The risk level depends on a few other things, such as how prevalent coronavirus is in a community, the venue size and its ventilation system, said Kristin Moffitt, a pediatric infectious-disease expert at Boston Children’s Hospital.

“County-level COVID-19 transmission rates can be checked on the CDC website and are described as low, moderate, substantial or high,” Moffitt explained. “Low to moderate rates would make this a low risk event, in general. But even in settings of moderate or high transmission, the risk for a fully vaccinated and masked individual remains low.”

Moffitt added that in addition to assessing your own risk of severe illness, you should also consider whom you will be spending time with in the days after the event and their risk levels.


Q: Has the pandemic become an issue like politics and or religion that’s best avoided at gatherings of those with differing viewpoints?

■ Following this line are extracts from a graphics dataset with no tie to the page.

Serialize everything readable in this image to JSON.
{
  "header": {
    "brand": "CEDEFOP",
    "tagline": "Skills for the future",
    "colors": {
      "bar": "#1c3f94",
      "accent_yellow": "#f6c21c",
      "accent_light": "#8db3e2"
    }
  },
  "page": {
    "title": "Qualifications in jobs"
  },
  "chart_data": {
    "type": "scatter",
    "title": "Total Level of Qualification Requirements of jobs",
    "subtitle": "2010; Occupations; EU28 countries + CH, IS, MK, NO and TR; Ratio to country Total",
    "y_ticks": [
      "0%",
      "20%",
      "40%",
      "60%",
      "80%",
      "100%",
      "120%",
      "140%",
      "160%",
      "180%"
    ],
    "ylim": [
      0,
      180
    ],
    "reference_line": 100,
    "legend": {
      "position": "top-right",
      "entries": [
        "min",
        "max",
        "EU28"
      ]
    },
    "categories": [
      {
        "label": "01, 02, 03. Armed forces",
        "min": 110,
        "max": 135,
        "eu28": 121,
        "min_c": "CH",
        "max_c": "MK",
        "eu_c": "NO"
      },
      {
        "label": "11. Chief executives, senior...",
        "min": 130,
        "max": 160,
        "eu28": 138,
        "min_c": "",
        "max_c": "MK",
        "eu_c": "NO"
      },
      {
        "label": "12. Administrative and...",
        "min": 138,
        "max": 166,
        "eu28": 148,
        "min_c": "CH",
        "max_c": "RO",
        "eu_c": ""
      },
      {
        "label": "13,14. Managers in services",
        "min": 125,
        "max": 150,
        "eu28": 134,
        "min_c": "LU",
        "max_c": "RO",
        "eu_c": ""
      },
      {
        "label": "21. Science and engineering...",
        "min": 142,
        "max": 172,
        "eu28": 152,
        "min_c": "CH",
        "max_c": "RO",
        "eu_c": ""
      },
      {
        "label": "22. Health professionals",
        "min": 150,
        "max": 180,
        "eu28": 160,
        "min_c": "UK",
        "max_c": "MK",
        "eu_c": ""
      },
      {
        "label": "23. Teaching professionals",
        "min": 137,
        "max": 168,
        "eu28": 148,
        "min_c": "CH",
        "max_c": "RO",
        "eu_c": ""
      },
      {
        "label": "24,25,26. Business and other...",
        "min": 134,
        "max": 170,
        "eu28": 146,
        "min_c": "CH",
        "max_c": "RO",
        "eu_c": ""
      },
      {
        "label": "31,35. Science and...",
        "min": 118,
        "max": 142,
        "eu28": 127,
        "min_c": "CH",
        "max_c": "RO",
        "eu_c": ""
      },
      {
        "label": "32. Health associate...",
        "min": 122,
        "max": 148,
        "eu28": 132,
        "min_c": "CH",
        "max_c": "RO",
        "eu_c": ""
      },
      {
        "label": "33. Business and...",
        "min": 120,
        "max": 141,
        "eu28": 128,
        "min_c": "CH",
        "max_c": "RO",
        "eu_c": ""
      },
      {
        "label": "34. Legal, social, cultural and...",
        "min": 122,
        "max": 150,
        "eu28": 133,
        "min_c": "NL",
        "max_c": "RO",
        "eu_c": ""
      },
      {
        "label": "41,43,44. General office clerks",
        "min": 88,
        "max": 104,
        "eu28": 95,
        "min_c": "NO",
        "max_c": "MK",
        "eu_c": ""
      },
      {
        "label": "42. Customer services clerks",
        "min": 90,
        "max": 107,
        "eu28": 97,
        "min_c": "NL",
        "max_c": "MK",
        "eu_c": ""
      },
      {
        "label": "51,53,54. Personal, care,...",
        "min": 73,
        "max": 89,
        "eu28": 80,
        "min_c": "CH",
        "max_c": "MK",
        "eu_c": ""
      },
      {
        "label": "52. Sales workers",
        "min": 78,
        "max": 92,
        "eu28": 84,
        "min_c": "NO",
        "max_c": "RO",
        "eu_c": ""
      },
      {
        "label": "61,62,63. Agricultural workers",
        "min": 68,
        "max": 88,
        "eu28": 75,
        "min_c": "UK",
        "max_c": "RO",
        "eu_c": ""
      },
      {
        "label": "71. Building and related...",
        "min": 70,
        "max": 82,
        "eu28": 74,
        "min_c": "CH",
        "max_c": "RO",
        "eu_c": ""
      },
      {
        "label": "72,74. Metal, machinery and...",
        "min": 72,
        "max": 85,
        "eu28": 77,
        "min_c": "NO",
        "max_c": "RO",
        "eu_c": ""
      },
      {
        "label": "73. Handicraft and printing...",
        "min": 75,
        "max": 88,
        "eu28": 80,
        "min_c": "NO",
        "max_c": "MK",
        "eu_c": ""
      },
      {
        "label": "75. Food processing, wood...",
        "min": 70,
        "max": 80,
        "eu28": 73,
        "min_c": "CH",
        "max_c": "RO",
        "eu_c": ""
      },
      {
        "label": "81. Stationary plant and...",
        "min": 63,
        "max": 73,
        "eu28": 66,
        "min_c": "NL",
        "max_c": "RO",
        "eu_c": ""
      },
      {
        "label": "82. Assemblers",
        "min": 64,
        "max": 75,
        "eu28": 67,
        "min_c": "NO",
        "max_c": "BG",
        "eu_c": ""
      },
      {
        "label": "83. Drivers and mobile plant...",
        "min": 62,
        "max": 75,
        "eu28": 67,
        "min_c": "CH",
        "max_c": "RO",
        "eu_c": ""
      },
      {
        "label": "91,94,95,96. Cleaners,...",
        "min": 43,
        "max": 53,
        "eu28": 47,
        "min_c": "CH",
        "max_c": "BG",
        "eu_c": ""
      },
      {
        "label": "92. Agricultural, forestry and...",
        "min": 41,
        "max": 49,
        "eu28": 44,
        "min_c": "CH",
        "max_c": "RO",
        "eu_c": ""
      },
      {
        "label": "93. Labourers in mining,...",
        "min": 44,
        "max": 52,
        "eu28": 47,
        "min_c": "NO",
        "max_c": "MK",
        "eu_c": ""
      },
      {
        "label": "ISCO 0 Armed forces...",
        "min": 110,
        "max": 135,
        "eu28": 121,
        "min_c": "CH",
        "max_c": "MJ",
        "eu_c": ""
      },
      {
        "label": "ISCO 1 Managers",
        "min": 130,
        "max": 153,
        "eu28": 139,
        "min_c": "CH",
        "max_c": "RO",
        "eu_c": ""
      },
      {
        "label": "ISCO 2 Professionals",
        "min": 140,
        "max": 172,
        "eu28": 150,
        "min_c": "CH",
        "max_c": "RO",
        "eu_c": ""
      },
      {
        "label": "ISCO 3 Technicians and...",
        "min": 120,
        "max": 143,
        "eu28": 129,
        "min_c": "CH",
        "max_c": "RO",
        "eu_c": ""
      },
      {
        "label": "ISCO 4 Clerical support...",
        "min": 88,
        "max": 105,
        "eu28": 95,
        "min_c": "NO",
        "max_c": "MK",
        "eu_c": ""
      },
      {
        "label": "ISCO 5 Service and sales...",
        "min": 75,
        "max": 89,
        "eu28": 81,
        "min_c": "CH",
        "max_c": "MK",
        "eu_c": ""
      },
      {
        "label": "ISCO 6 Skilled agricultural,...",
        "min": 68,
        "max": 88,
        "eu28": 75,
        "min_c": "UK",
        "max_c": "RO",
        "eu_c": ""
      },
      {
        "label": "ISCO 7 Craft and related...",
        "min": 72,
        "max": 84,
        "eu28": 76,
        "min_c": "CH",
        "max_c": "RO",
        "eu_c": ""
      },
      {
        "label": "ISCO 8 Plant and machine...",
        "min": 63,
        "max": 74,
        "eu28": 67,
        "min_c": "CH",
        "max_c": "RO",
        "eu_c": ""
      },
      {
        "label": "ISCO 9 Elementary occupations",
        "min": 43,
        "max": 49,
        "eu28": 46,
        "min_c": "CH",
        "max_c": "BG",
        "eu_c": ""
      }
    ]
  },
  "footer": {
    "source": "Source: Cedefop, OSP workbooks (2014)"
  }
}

A: Not at all, said Peter Hotez, professor and dean of the National School of Tropical Medicine at Baylor College of Medicine and co-director of the Texas Children’s Hospital Center for Vaccine Development.

“Right now, refusing to get vaccinated against COVID-19 has become a leading cause of death in America,” Hotez said. “We’ve lost more than 100,000 unvaccinated Americans to COVID despite the widespread availability of vaccines. It’s death by anti-science aggression. So while there is no question that refusing COVID vaccinations is split along a partisan divide, it is still essential to try to convince your loved one or friend to get vaccinated. It is the only way to ensure they won’t go to the hospital or die. So pushing someone to get vaccinated is an active of love, pure and simple. Remember, it’s not you politicizing vaccines and refusing to get vaccinated, but it is your job to try and uncouple the anti-science from the politics.”